BANDUNG, KOMPAS.com - PT Pindad meluncurkan Filling Machine Anjungan Minyak Goreng Hygienist Otomatis (AMH-o) di Bandung, Sabtu (15/9/2018).

Menteri Perdagangan Enggartiasto Lukita mengatakan, mesin ini akan menjaga higienitas minyak goreng eceran. Selain itu, fasilitas ini bisa mereduksi pemakaian kantong plastik sehingga meningkatkan margin pedagang eceran.

"(Dengan mesin ini), target tahun depan minyak curah sudah tidak ada lagi," ujar Enggar di Bandung, Sabtu (15/9/2018).

Selama ini rencana penggunaan minyak higienis di seluruh Indonesia selalu mundur.
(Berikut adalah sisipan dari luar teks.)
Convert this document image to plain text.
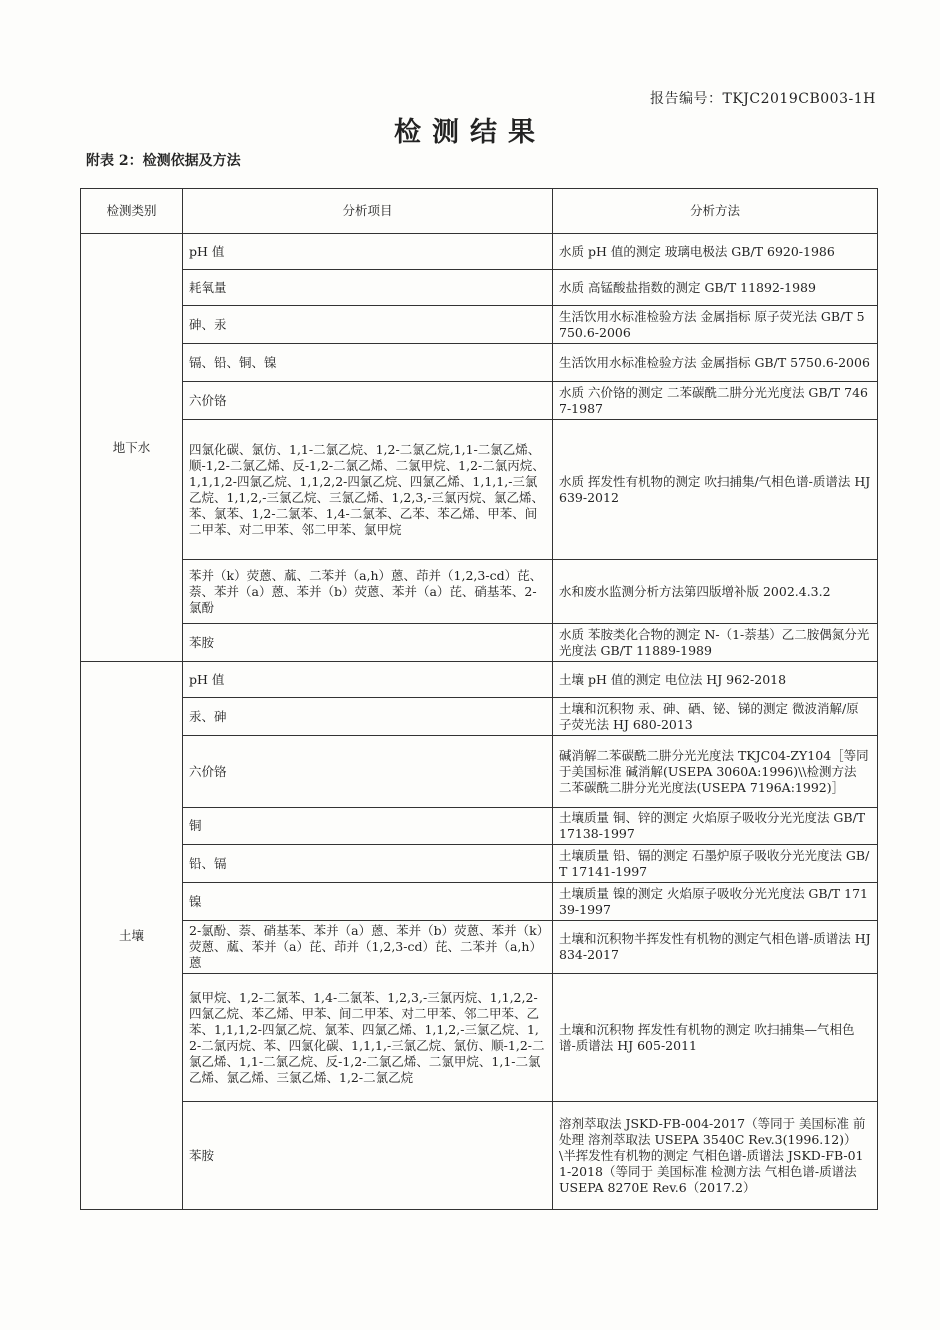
报告编号：TKJC2019CB003-1H
检测结果
附表 2：检测依据及方法
检测类别	分析项目	分析方法
地下水	pH 值	水质 pH 值的测定 玻璃电极法 GB/T 6920-1986
	耗氧量	水质 高锰酸盐指数的测定 GB/T 11892-1989
	砷、汞	生活饮用水标准检验方法 金属指标 原子荧光法 GB/T 5750.6-2006
	镉、铅、铜、镍	生活饮用水标准检验方法 金属指标 GB/T 5750.6-2006
	六价铬	水质 六价铬的测定 二苯碳酰二肼分光光度法 GB/T 7467-1987
	四氯化碳、氯仿、1,1-二氯乙烷、1,2-二氯乙烷,1,1-二氯乙烯、顺-1,2-二氯乙烯、反-1,2-二氯乙烯、二氯甲烷、1,2-二氯丙烷、1,1,1,2-四氯乙烷、1,1,2,2-四氯乙烷、四氯乙烯、1,1,1,-三氯乙烷、1,1,2,-三氯乙烷、三氯乙烯、1,2,3,-三氯丙烷、氯乙烯、苯、氯苯、1,2-二氯苯、1,4-二氯苯、乙苯、苯乙烯、甲苯、间二甲苯、对二甲苯、邻二甲苯、氯甲烷	水质 挥发性有机物的测定 吹扫捕集/气相色谱-质谱法 HJ 639-2012
	苯并（k）荧蒽、蓏、二苯并（a,h）蒽、茚并（1,2,3-cd）芘、萘、苯并（a）蒽、苯并（b）荧蒽、苯并（a）芘、硝基苯、2-氯酚	水和废水监测分析方法第四版增补版 2002.4.3.2
	苯胺	水质 苯胺类化合物的测定 N-（1-萘基）乙二胺偶氮分光光度法 GB/T 11889-1989
土壤	pH 值	土壤 pH 值的测定 电位法 HJ 962-2018
	汞、砷	土壤和沉积物 汞、砷、硒、铋、锑的测定 微波消解/原子荧光法 HJ 680-2013
	六价铬	碱消解二苯碳酰二肼分光光度法 TKJC04-ZY104［等同于美国标准 碱消解(USEPA 3060A:1996)\\检测方法 二苯碳酰二肼分光光度法(USEPA 7196A:1992)］
	铜	土壤质量 铜、锌的测定 火焰原子吸收分光光度法 GB/T 17138-1997
	铅、镉	土壤质量 铅、镉的测定 石墨炉原子吸收分光光度法 GB/T 17141-1997
	镍	土壤质量 镍的测定 火焰原子吸收分光光度法 GB/T 17139-1997
	2-氯酚、萘、硝基苯、苯并（a）蒽、苯并（b）荧蒽、苯并（k）荧蒽、蓏、苯并（a）芘、茚并（1,2,3-cd）芘、二苯并（a,h）蒽	土壤和沉积物半挥发性有机物的测定气相色谱-质谱法 HJ 834-2017
	氯甲烷、1,2-二氯苯、1,4-二氯苯、1,2,3,-三氯丙烷、1,1,2,2-四氯乙烷、苯乙烯、甲苯、间二甲苯、对二甲苯、邻二甲苯、乙苯、1,1,1,2-四氯乙烷、氯苯、四氯乙烯、1,1,2,-三氯乙烷、1,2-二氯丙烷、苯、四氯化碳、1,1,1,-三氯乙烷、氯仿、顺-1,2-二氯乙烯、1,1-二氯乙烷、反-1,2-二氯乙烯、二氯甲烷、1,1-二氯乙烯、氯乙烯、三氯乙烯、1,2-二氯乙烷	土壤和沉积物 挥发性有机物的测定 吹扫捕集—气相色谱-质谱法 HJ 605-2011
	苯胺	溶剂萃取法 JSKD-FB-004-2017（等同于 美国标准 前处理 溶剂萃取法 USEPA 3540C Rev.3(1996.12)）\半挥发性有机物的测定 气相色谱-质谱法 JSKD-FB-011-2018（等同于 美国标准 检测方法 气相色谱-质谱法 USEPA 8270E Rev.6（2017.2）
Salah satu alasannya banyak pengusaha tidak siap. Apalagi untuk daerah yang sulit diakses, sehingga minyak curah masih digunakan.

Namun ke depan, dengan alat tersebut, sudah tidak ada alasan tidak menjual minyak dalam kemasan sederhana.

Saat ini, minyak dalam kemasan sederhana dijual Rp 11.000 per liter. Sedangkan minyak curah dijual Rp 10.500 per liter.

"Nanti pemasarannya melibatkan swasta. Pemasarannya sampai ke warung-warung dan koperasi," ucapnya.

Bagi warung yang tidak mampu, akan didukung dengan pembiayaan yang bisa dikembalikan dalam jangka waktu tertentu.

Direktur Utama PT Pindad, Abraham Mose mengatakan, untuk acara peluncuran ini, pihaknya baru membuat 20 unit AMH-o. Sedangkan kapasitas produksinya 100 unit per hari.

"Akan diekspor juga. Bisa ke India, Pakistan, dan lainnya," tutur Enggar.

Produk ini, sambung Abraham terhitung murah. Saat ini pihaknya masih membicarakan harga pasti AMH-o dengan konsorsium.

"Masih dibahas 50 atau 60 persen dari harga mesin impor yang dijual Rp 15 juta-17 juta. Jadi harga mesin kita sekitar Rp 8 juta-9 juta," imbuhnya.

AMH-o dibuat dalam rangka memenuhi Peraturan Menteri Perdagangan nomor 9/MDAG/PER/2/2016.